■サスケの闇落ちを許してしまう『NARUTO』サスケ奪還任務編
最後は『NARUTO-ナルト-』(岸本斉史さん)から、「サスケ奪還任務編」での主人公・うずまきナルトの衝撃の負けを紹介したい。
里を抜け、音の四人衆とともに大蛇丸の元へと向かうサスケ。それを食い止めようとする木ノ葉の仲間、さらには我愛羅たち砂隠れの忍の協力によって、ついにナルトとサスケの直接対決となった。
終末の谷でおこなわれた、かつての第七班同士の戦いは激しさを極める。

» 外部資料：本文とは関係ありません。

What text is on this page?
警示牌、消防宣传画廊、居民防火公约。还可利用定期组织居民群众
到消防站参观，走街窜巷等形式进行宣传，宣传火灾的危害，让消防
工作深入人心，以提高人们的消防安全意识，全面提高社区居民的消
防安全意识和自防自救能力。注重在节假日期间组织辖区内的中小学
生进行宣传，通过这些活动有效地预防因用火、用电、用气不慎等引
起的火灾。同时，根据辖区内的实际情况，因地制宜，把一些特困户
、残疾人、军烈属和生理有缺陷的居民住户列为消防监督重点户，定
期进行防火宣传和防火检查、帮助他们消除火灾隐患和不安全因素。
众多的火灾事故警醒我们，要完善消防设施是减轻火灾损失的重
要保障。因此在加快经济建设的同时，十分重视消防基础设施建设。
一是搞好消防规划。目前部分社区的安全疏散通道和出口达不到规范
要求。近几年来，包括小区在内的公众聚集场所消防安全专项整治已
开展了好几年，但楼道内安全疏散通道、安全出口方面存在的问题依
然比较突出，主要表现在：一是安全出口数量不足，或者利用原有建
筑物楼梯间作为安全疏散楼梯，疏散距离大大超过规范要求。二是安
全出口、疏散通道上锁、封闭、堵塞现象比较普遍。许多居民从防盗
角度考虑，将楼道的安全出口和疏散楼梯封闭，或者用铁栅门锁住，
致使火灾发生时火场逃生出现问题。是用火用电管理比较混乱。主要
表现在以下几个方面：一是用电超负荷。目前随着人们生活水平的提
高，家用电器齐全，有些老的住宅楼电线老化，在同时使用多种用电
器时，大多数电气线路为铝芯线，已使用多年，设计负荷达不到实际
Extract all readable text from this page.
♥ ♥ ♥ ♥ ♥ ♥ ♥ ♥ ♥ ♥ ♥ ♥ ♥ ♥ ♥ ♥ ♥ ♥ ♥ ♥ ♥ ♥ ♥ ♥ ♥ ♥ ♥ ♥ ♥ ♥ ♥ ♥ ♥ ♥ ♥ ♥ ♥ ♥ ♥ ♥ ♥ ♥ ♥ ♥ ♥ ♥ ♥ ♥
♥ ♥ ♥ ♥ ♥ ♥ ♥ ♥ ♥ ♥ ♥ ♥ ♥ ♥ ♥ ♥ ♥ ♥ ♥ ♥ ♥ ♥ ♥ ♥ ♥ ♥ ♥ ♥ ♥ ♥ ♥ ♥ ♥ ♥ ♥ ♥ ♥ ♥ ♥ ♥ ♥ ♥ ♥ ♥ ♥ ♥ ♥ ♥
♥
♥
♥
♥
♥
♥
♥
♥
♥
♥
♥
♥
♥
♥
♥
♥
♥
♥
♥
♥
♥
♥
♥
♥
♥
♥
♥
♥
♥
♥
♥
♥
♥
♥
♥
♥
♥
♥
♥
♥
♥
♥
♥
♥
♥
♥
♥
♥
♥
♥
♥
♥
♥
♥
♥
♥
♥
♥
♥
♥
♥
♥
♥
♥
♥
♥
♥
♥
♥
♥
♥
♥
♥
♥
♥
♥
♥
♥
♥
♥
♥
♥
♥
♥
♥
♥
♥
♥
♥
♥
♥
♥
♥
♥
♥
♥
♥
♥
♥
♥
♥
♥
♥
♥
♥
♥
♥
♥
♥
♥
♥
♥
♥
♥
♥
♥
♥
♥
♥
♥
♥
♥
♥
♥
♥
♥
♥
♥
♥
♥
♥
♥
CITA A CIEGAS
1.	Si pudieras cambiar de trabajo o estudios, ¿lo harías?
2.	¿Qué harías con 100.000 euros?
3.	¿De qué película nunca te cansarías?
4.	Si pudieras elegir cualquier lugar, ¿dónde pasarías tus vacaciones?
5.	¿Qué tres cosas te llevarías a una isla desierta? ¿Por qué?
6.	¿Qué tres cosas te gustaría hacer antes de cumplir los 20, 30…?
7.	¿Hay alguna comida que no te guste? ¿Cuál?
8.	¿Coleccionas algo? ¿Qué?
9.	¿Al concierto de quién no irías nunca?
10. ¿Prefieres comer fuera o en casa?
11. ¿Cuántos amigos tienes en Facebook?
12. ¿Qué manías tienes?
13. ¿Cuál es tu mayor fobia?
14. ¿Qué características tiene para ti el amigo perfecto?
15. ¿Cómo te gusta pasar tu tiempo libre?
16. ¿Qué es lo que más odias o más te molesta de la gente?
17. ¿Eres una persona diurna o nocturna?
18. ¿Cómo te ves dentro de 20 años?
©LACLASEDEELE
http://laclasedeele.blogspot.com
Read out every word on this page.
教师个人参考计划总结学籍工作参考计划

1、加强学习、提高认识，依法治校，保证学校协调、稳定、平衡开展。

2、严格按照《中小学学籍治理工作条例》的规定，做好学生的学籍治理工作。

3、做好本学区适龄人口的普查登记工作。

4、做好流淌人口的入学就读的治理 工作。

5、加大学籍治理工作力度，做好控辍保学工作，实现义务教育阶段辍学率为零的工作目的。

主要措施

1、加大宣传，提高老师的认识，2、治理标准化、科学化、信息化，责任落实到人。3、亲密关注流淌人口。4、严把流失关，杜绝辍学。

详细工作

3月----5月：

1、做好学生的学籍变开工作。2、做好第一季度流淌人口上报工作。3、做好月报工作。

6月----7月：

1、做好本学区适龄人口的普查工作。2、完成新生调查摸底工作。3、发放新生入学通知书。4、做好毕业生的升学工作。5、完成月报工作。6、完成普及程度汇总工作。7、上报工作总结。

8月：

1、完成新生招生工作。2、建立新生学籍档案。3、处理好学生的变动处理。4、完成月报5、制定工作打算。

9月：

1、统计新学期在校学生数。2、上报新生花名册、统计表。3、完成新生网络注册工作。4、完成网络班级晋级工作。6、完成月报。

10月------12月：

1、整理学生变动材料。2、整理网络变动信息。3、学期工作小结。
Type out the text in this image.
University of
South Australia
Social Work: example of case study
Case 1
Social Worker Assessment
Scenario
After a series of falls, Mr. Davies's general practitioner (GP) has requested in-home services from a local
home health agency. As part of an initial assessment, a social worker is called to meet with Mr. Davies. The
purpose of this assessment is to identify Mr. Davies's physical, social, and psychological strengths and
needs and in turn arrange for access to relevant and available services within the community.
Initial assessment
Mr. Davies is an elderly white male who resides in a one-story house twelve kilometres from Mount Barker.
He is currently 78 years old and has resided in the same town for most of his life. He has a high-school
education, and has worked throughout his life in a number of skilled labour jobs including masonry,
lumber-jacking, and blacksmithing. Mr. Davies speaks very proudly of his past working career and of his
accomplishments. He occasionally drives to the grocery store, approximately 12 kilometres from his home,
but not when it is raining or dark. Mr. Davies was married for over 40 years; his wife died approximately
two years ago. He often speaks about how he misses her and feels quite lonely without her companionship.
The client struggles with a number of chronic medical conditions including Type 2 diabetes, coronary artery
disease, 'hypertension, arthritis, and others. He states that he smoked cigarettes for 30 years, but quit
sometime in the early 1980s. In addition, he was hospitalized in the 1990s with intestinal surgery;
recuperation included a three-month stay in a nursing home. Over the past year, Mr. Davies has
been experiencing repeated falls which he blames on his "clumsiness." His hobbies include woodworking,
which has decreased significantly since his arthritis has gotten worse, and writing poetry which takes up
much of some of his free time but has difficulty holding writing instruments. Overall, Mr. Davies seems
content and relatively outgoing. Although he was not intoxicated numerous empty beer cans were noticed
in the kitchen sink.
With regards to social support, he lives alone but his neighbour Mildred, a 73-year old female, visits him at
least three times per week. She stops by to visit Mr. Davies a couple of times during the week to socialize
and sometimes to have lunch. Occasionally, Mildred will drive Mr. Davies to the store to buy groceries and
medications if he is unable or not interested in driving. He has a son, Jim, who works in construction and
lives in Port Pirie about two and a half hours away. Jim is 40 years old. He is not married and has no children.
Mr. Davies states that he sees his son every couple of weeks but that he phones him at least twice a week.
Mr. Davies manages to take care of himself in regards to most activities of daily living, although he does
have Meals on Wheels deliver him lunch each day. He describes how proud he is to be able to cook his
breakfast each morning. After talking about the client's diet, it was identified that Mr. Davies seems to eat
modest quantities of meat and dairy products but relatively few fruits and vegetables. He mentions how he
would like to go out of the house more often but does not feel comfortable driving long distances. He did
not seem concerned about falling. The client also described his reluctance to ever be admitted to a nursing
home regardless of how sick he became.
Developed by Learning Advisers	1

サクラの願いとともに「オレにとっちゃ… やっとできた繋がりなんだ」と必死に説得するナルトだったが、「だったらその繋がりをオレは断ち切るまでだ!」とあくまで冷淡に切り捨てるサスケ。
写輪眼と呪印の力の前に歯が立たないナルトは九尾チャクラを使い、そしてサスケも禁断の力・“呪印状態2”に手を染める。そして、異形の姿の戦いは“螺旋丸”と“千鳥”の激突によってようやく決着がつくのだった。
戦いに敗れ、気を失ったナルト。カカシがその場に着いた頃には、サスケは自身の額当てを残し姿を消していた。主人公のまさかの敗北にライバルであり友であるサスケの闇堕ちと、読者には衝撃的な展開となった。
この後、ナルトは自来也とともに修行の旅へ出て、木ノ葉に帰還後、サスケと再会。そして、時を経て因縁の場所・終末の谷での最終バトルへとつながっていくのであった。
「サスケ奪還任務編」での“負け”があったからこそ、その後の最終決着は非常に感動的なものとなったのは間違いない。
今回は、主人公が負ける衝撃の展開を紹介してきた。主人公たちは負けて悔し涙を飲むのだが、必ずそこから立ち上がりさらなるパワーアップと成長を見せてくれた。そして負けに対しての衝撃が大きかったぶん、読者もその様子に大いに沸き立ち、物語の虜となっていく。
そういった意味で“負け”とは、漫画の主人公にとっても読者にとっても必要不可欠なのかもしれない。